As a kid, John didn’t know his dad was one of the U.S.’ biggest secret weapons in the Cold War. Wallace was involved in the creation of “the world’s scariest, nastiest weapon ever designed and built” during his time in Livermore, John revealed on “Ark to Midnight.”
“What they did was take a nuclear reactor, attach it at the end of a missile, and put a supercharger on it, on the top, and ram air into the nuclear reactor,” John revealed. “And this thing could fly 3,500 miles an hour, and it could circle the Earth four times before running out of fuel and crashing down.”
Because this weapon generated so much heat at certain friction points, Wallace was tasked with figuring out what was heat-resistant enough to withstand such extreme heat pressures.
The government first discovered Wallace when he was 17 years old. President Franklin D. Roosevelt had just created the National Defense Research Committee, which was to conduct scientific research into the development, production and use of devices of warfare. The government scoured the country for the best and brightest scientific minds they could recruit to the NDRC. When they asked one textbook publisher, he told them there was a 17-year-old boy in Iowa who had been correcting their astrophysics textbooks.
When government recruiters met with Wallace, they were stunned by what they found. They gave him a math question and told him if he couldn’t solve it in two hours, they weren’t interested in him. The two men then went to the restroom, and by the time they came back Wallace had solved the problem, rewritten the question, and left.
The government then assigned Wallace to work undercover at Iowa State College on the first computer ever made. After leaving Iowa State, he would join the NDRC committee that worked on advanced radar applications. Wallace designed microwave radar sets and spent World War II in Jacksonville, Florida, installing them in submarines and airplanes. John believes they were crucial in protecting American ships from German U-boats.
“Without that microwave radar, supply ships might not have made it across the Atlantic, if we weren’t able to pick off the U-boats,” John asserted. “That was a key development in the success for us in World War II.”

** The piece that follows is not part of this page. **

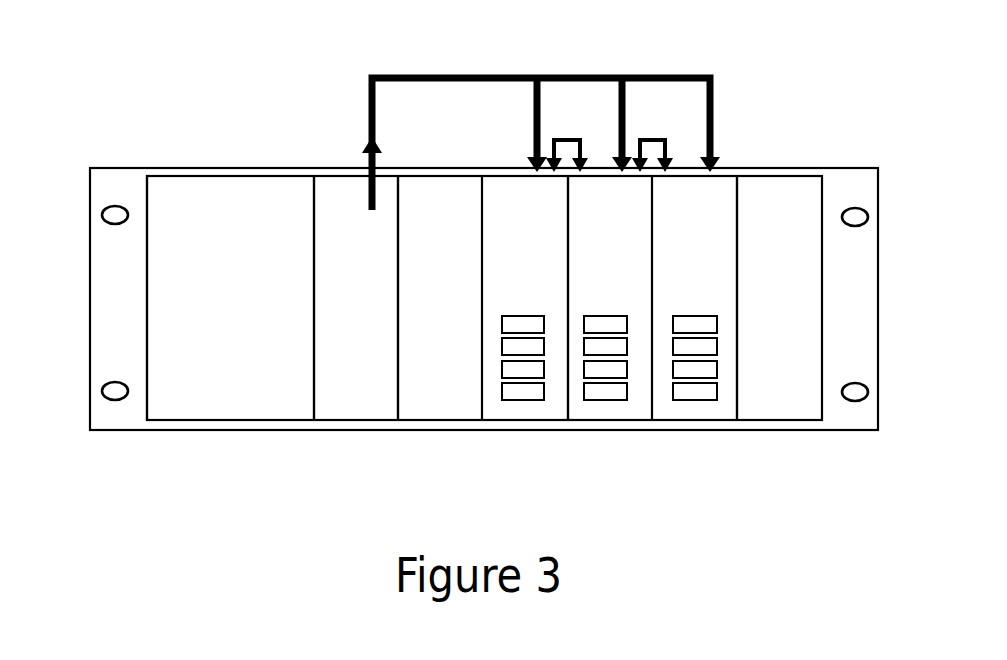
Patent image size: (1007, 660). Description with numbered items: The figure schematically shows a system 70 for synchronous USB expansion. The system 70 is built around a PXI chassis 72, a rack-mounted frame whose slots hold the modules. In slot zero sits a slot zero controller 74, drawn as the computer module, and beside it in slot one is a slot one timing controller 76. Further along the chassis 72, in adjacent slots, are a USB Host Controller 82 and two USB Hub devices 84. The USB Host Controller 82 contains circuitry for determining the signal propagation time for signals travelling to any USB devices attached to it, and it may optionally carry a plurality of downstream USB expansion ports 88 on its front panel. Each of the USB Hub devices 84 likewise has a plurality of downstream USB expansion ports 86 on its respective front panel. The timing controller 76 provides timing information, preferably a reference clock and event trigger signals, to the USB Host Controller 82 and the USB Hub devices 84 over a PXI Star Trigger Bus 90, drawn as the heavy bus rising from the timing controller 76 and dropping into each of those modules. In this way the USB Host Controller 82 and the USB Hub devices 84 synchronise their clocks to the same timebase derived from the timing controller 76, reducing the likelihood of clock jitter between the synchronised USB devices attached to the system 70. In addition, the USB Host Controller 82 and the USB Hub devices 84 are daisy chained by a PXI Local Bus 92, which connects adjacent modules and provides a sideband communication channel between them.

Wallace Clauson finally told his son about his secret life in 1989, when he knew he was dying of cancer. He wanted John to share his story with the rest of their family, but for 15 years John tried desperately to forget what his dad had told him. John had a busy professional life and a family of his own, and he didn’t want to take on the burden of his father’s past life.

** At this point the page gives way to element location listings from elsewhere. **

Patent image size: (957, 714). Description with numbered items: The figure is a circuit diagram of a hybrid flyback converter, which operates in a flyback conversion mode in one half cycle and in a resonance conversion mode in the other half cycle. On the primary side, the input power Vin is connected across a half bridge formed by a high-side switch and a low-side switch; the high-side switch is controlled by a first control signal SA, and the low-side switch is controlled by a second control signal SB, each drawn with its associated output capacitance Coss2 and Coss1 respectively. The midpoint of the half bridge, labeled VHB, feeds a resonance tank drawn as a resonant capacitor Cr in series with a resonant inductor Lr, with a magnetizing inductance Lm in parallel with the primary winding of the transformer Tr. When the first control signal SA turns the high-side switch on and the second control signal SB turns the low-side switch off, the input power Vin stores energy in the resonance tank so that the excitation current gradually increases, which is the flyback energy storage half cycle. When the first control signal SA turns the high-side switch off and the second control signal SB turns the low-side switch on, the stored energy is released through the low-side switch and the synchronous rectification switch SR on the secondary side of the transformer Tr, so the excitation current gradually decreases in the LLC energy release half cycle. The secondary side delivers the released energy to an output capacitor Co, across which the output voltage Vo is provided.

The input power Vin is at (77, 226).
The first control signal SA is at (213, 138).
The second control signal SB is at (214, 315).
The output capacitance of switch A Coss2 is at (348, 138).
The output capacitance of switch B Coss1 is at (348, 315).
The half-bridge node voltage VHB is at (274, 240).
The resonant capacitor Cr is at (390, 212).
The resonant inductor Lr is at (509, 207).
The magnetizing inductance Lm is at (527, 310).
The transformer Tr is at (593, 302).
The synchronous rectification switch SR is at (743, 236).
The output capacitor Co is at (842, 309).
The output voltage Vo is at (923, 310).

But before Wallace died, he had given John a workbench with a stack of 90 business cards strapped to the bottom. John discovered the cards long after his father passed away; they were all cards from Cold War contractors.
“So it was my dad telling me, ‘Johnny, don’t forget what I told you,’” John said. “He didn’t tell me to write a book, but once I got into the research I found so much stuff that my dad had inferred or hinted or found, and that’s what we’ve compiled in “Missileman.”